O filme brasileiro Bacurau, dirigido por Kleber Mendonça Filho e Juliano Dornelles, recebeu neste sábado o prêmio do júri do Festival de Cannes, dividido com a produção francesa Les Misérables. Bacurau narra a história de um pequeno povoado do sertão perseguido por um grupo de assassinos americanos. O filme é visto como uma mensagem de resistência ao atual governo de extrema-direita do Brasil.
– Trabalhamos para a cultura no Brasil e o que precisamos é de seu apoio – disse Mendonça ao receber o prêmio.
O cineasta já havia competido pela Palma de Ouro em 2016 com Aquarius, e, na ocasião, o realizador e o elenco protestaram contra os rumos da política no país.
– Dedico este prêmio a todos os trabalhadores e trabalhadoras do Brasil na ciência, na educação e na cultura – disse o codiretor Dornelles.
O filme se passa em um fictício futuro próximo no Brasil. O povoado de Bacurau, localizado no Sertão do Seridó, desaparece do mapa na internet. Os celulares param de funcionar, deixando os moradores isolados. Assassinos são enviados com carta branca para liquidar todo mundo no local, mas a comunidade se organiza para resistir.
Bacurau, carregado de cenas fortes e com uma estética inspirada nos faroestes dos anos 1970, pode ser visto como um tributo às comunidades rurais do Brasil, que no filme não se deixam intimidar pelo grupo de mercenários que trabalham para as autoridades locais.
– A diferença em relação aos faroestes tradicionais é que os índios eram filmados de longe, só dava para ouvi-los gritar – explicou Dornelles em entrevista concedida à agência AFP durante o festival.
– Em Bacurau, os índios são os loiros de olhos azuis, mas nós nos aproximamos deles e fazemos com que falem.
Consagração nacional em momento irônico
Apesar da participação de Sônia Braga (protagonista de Aquarius) e do alemão Udo Kier (velho conhecido dos fãs de terror e exploitation) Bacurau, segundo Mendonça, é um filme que serve “para suportar a loucura que está acontecendo” com Bolsonaro.
O prêmio vem numa época conturbada para a produção audiovisual nacional. A Ancine, agência que financia a atividade, foi emparedada pelo Tribunal de Contas da União, que questiona a forma como a entidade fiscaliza e aprova seus projetos.
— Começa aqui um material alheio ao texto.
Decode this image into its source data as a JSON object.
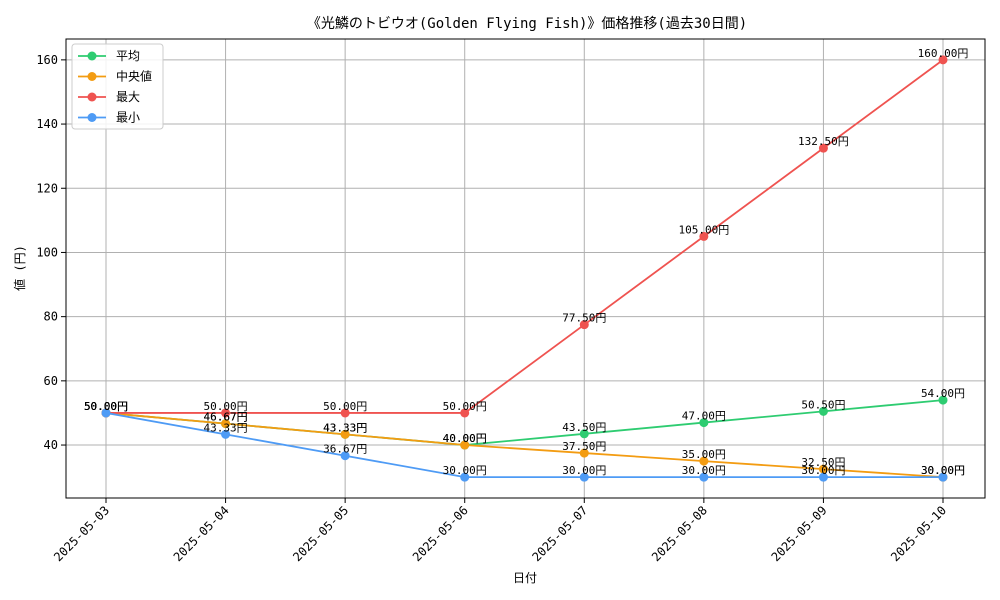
{
  "chart_data": {
    "type": "line",
    "title": "《光鱗のトビウオ(Golden Flying Fish)》価格推移(過去30日間)",
    "xlabel": "日付",
    "ylabel": "値 (円)",
    "categories": [
      "2025-05-03",
      "2025-05-04",
      "2025-05-05",
      "2025-05-06",
      "2025-05-07",
      "2025-05-08",
      "2025-05-09",
      "2025-05-10"
    ],
    "ylim": [
      23.5,
      166.5
    ],
    "yticks": [
      40,
      60,
      80,
      100,
      120,
      140,
      160
    ],
    "grid": true,
    "legend_position": "top-left",
    "label_suffix": "円",
    "series": [
      {
        "name": "平均",
        "color": "#2ecc71",
        "values": [
          50.0,
          46.67,
          43.33,
          40.0,
          43.5,
          47.0,
          50.5,
          54.0
        ]
      },
      {
        "name": "中央値",
        "color": "#f39c12",
        "values": [
          50.0,
          46.67,
          43.33,
          40.0,
          37.5,
          35.0,
          32.5,
          30.0
        ]
      },
      {
        "name": "最大",
        "color": "#ef5350",
        "values": [
          50.0,
          50.0,
          50.0,
          50.0,
          77.5,
          105.0,
          132.5,
          160.0
        ]
      },
      {
        "name": "最小",
        "color": "#4e9bf5",
        "values": [
          50.0,
          43.33,
          36.67,
          30.0,
          30.0,
          30.0,
          30.0,
          30.0
        ]
      }
    ]
  }
}
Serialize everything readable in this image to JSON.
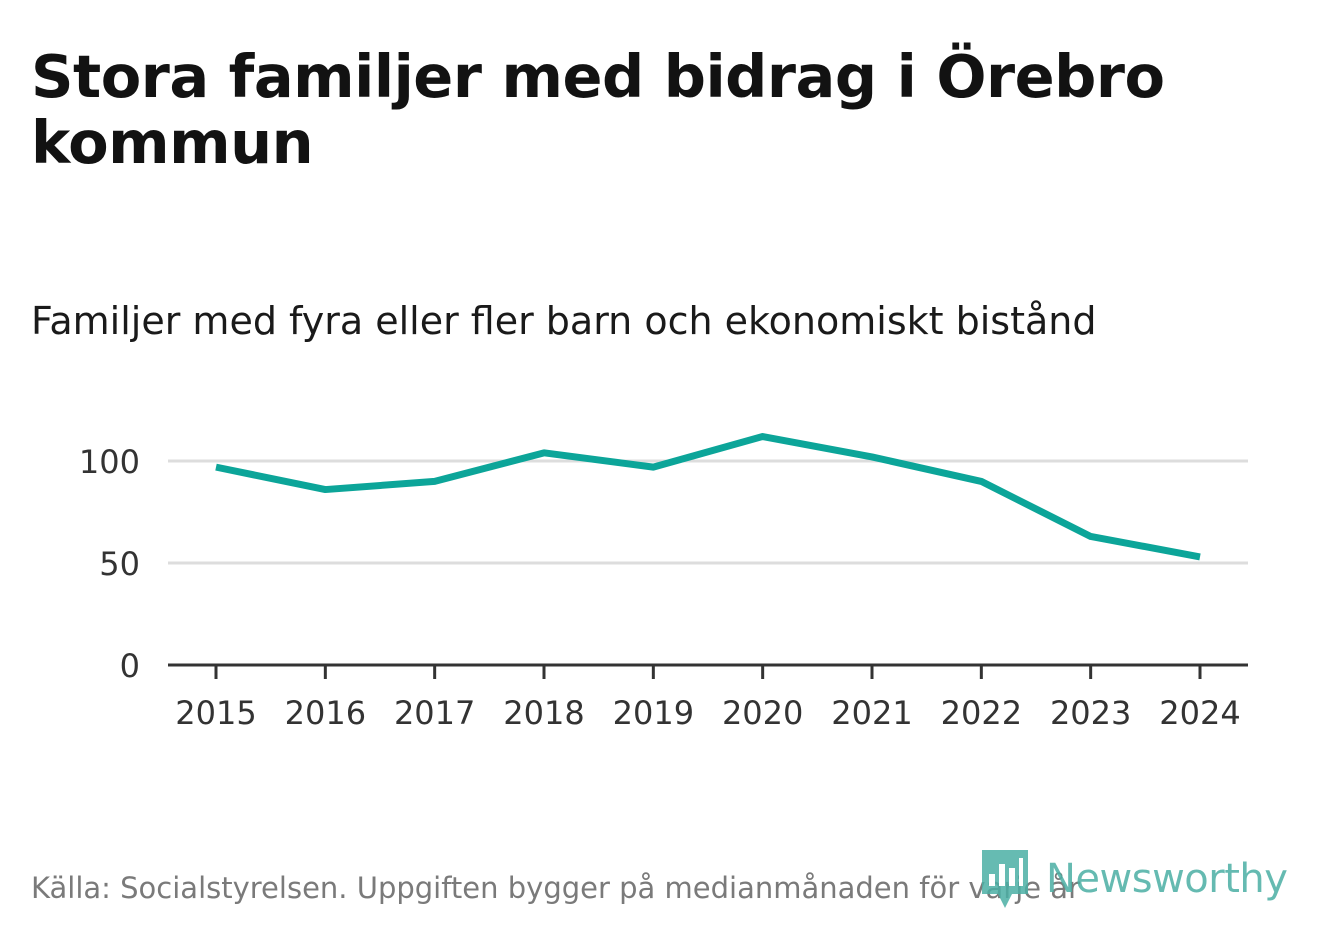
{
  "header": {
    "title": "Stora familjer med bidrag i Örebro kommun",
    "subtitle": "Familjer med fyra eller fler barn och ekonomiskt bistånd"
  },
  "chart_data": {
    "type": "line",
    "title": "Stora familjer med bidrag i Örebro kommun",
    "subtitle": "Familjer med fyra eller fler barn och ekonomiskt bistånd",
    "categories": [
      "2015",
      "2016",
      "2017",
      "2018",
      "2019",
      "2020",
      "2021",
      "2022",
      "2023",
      "2024"
    ],
    "series": [
      {
        "name": "Familjer med fyra eller fler barn och ekonomiskt bistånd",
        "values": [
          97,
          86,
          90,
          104,
          97,
          112,
          102,
          90,
          63,
          53
        ],
        "color": "#0ca599"
      }
    ],
    "yticks": [
      0,
      50,
      100
    ],
    "ylim": [
      0,
      130
    ],
    "xlabel": "",
    "ylabel": "",
    "grid": true,
    "legend": "none"
  },
  "footer": {
    "source": "Källa: Socialstyrelsen. Uppgiften bygger på medianmånaden för varje år",
    "brand": "Newsworthy",
    "brand_icon": "newsworthy-logo-icon"
  },
  "colors": {
    "line": "#0ca599",
    "grid": "#dddddd",
    "axis": "#333333",
    "brand": "#4bafa4"
  }
}
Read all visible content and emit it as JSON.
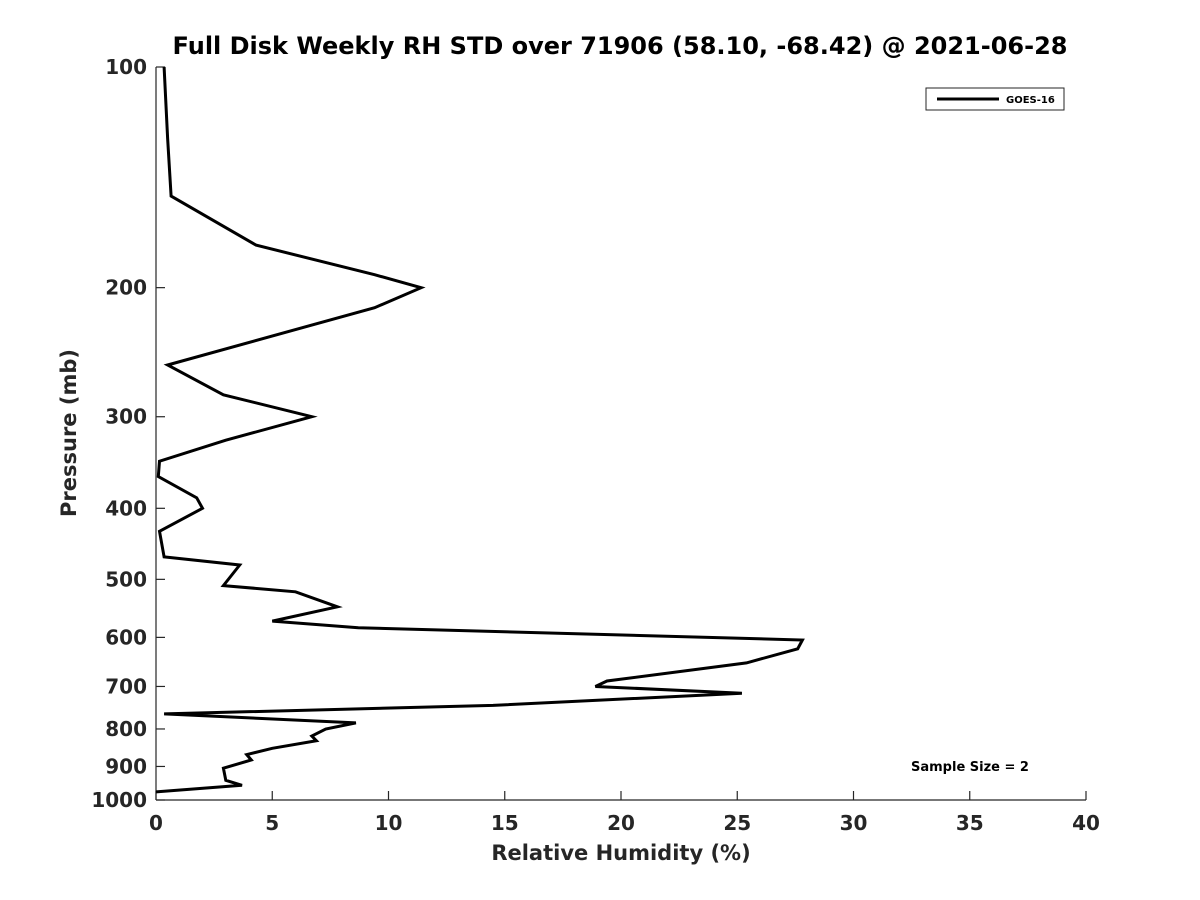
{
  "chart_data": {
    "type": "line",
    "title": "Full Disk Weekly RH STD over 71906 (58.10, -68.42) @ 2021-06-28",
    "xlabel": "Relative Humidity (%)",
    "ylabel": "Pressure (mb)",
    "xlim": [
      0,
      40
    ],
    "ylim": [
      100,
      1000
    ],
    "y_scale": "log",
    "y_reversed": true,
    "grid": false,
    "x_ticks": [
      0,
      5,
      10,
      15,
      20,
      25,
      30,
      35,
      40
    ],
    "x_tick_labels": [
      "0",
      "5",
      "10",
      "15",
      "20",
      "25",
      "30",
      "35",
      "40"
    ],
    "y_ticks": [
      100,
      200,
      300,
      400,
      500,
      600,
      700,
      800,
      900,
      1000
    ],
    "y_tick_labels": [
      "100",
      "200",
      "300",
      "400",
      "500",
      "600",
      "700",
      "800",
      "900",
      "1000"
    ],
    "legend_position": "top-right",
    "annotation": "Sample Size = 2",
    "series": [
      {
        "name": "GOES-16",
        "color": "#000000",
        "points": [
          [
            0.35,
            100
          ],
          [
            0.5,
            125
          ],
          [
            0.65,
            150
          ],
          [
            4.3,
            175
          ],
          [
            9.4,
            192
          ],
          [
            11.4,
            200
          ],
          [
            9.4,
            213
          ],
          [
            6.7,
            225
          ],
          [
            0.5,
            255
          ],
          [
            2.9,
            280
          ],
          [
            6.7,
            300
          ],
          [
            3.0,
            323
          ],
          [
            0.15,
            345
          ],
          [
            0.1,
            362
          ],
          [
            1.75,
            387
          ],
          [
            2.0,
            400
          ],
          [
            0.15,
            430
          ],
          [
            0.35,
            466
          ],
          [
            3.6,
            478
          ],
          [
            2.9,
            510
          ],
          [
            6.0,
            520
          ],
          [
            7.8,
            545
          ],
          [
            5.0,
            570
          ],
          [
            8.7,
            582
          ],
          [
            27.8,
            605
          ],
          [
            27.6,
            622
          ],
          [
            25.4,
            650
          ],
          [
            19.4,
            688
          ],
          [
            18.9,
            700
          ],
          [
            25.2,
            715
          ],
          [
            14.5,
            743
          ],
          [
            0.35,
            763
          ],
          [
            8.6,
            785
          ],
          [
            7.3,
            800
          ],
          [
            6.7,
            818
          ],
          [
            6.9,
            830
          ],
          [
            5.0,
            850
          ],
          [
            3.9,
            867
          ],
          [
            4.1,
            882
          ],
          [
            2.9,
            905
          ],
          [
            3.0,
            940
          ],
          [
            3.7,
            955
          ],
          [
            0.0,
            975
          ]
        ]
      }
    ]
  }
}
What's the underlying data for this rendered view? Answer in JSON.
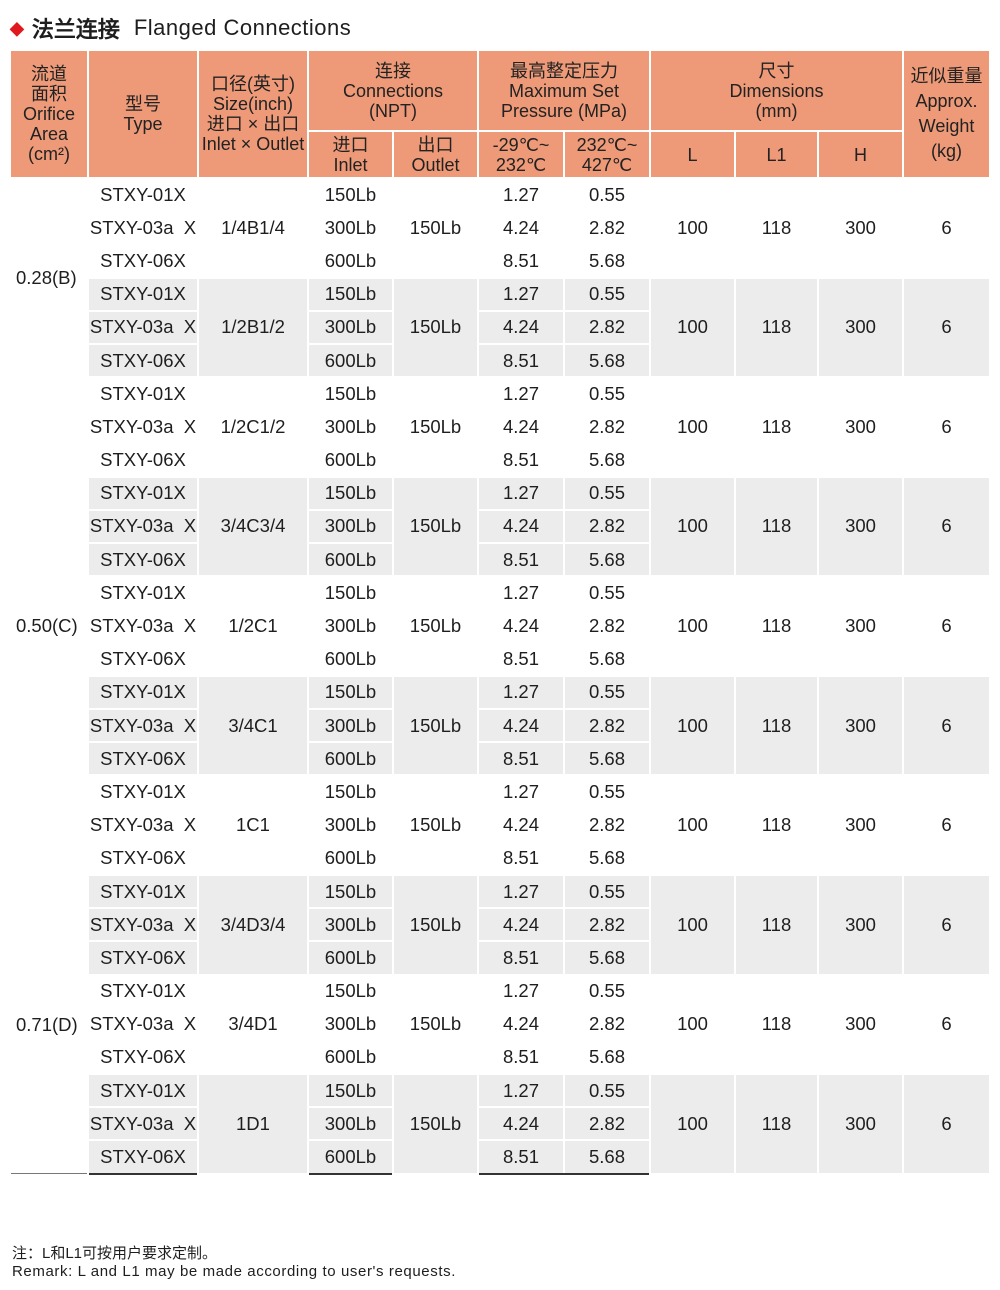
{
  "title": {
    "zh": "法兰连接",
    "en": "Flanged Connections",
    "bullet_color": "#e0191e"
  },
  "colors": {
    "header": "#ee9a78",
    "shade": "#ececec"
  },
  "headers": {
    "orifice": "流道\n面积\nOrifice\nArea\n(cm²)",
    "type": "型号\nType",
    "size": "口径(英寸)\nSize(inch)\n进口 × 出口\nInlet × Outlet",
    "connections": "连接\nConnections\n(NPT)",
    "inlet": "进口\nInlet",
    "outlet": "出口\nOutlet",
    "pressure": "最高整定压力\nMaximum Set\nPressure (MPa)",
    "p1": "-29℃~\n232℃",
    "p2": "232℃~\n427℃",
    "dimensions": "尺寸\nDimensions\n(mm)",
    "L": "L",
    "L1": "L1",
    "H": "H",
    "weight": "近似重量\nApprox.\nWeight\n(kg)"
  },
  "orifices": [
    {
      "label": "0.28(B)",
      "groups": 2
    },
    {
      "label": "0.50(C)",
      "groups": 5
    },
    {
      "label": "0.71(D)",
      "groups": 3
    }
  ],
  "groups": [
    {
      "size": "1/4B1/4"
    },
    {
      "size": "1/2B1/2"
    },
    {
      "size": "1/2C1/2"
    },
    {
      "size": "3/4C3/4"
    },
    {
      "size": "1/2C1"
    },
    {
      "size": "3/4C1"
    },
    {
      "size": "1C1"
    },
    {
      "size": "3/4D3/4"
    },
    {
      "size": "3/4D1"
    },
    {
      "size": "1D1"
    }
  ],
  "group_rows": [
    {
      "type": "STXY-01X",
      "inlet": "150Lb",
      "p1": "1.27",
      "p2": "0.55"
    },
    {
      "type": "STXY-03a  X",
      "inlet": "300Lb",
      "p1": "4.24",
      "p2": "2.82"
    },
    {
      "type": "STXY-06X",
      "inlet": "600Lb",
      "p1": "8.51",
      "p2": "5.68"
    }
  ],
  "group_common": {
    "outlet": "150Lb",
    "L": "100",
    "L1": "118",
    "H": "300",
    "weight": "6"
  },
  "note": {
    "zh": "注：L和L1可按用户要求定制。",
    "en": "Remark: L and L1 may be made according to user's requests."
  }
}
A distinção recebida pelos dois longas se soma a outras que o cinema brasileiro já recebeu nas 72 edições do Festival de Cannes. Em 1962, o país recebeu a Palma de Ouro com O Pagador de Promessas e, em 1969, Glauber Rocha venceu como melhor diretor por O Dragão da Maldade contra o Santo Guerreiro. Também já foram premiadas as atrizes Fernanda Torres, por Eu Sei que Vou te Amar (1986), e Sandra Corveloni, por Linha de Passe (2008).
O Prêmio do Júri é o terceiro mais importante entregue em Cannes, e sua recepção por Bacurau completa uma participação histórica do cinema nacional em 2019 no festival francês, já que o também brasileiro Karim Ainouz levou na véspera o prêmio Um Certo Olhar, a segunda mostra mais importante do festival, com o drama A Vida Invisível de Eurídice Gusmão.
Esses dois reconhecimentos no maior festival de cinema do mundo “chegam em um momento relativamente irônico”, disse Mendonça, na coletiva de imprensa após a cerimônia.
– Há (no Brasil) uma nova política de financiamento do cinema há 15 anos, e agora temos a impressão que esse financiamento público a favor da arte será objeto de golpes sombrios – desabafou.
– Vamos continuar fazendo filmes em contato com a realidade – garantiu Dornelles.
Perguntado se convidaria o presidente Bolsonaro para ver o filme, Mendonça respondeu:
– Ele tem todo o direito de ser convidado para ver Bacurau, e talvez goste.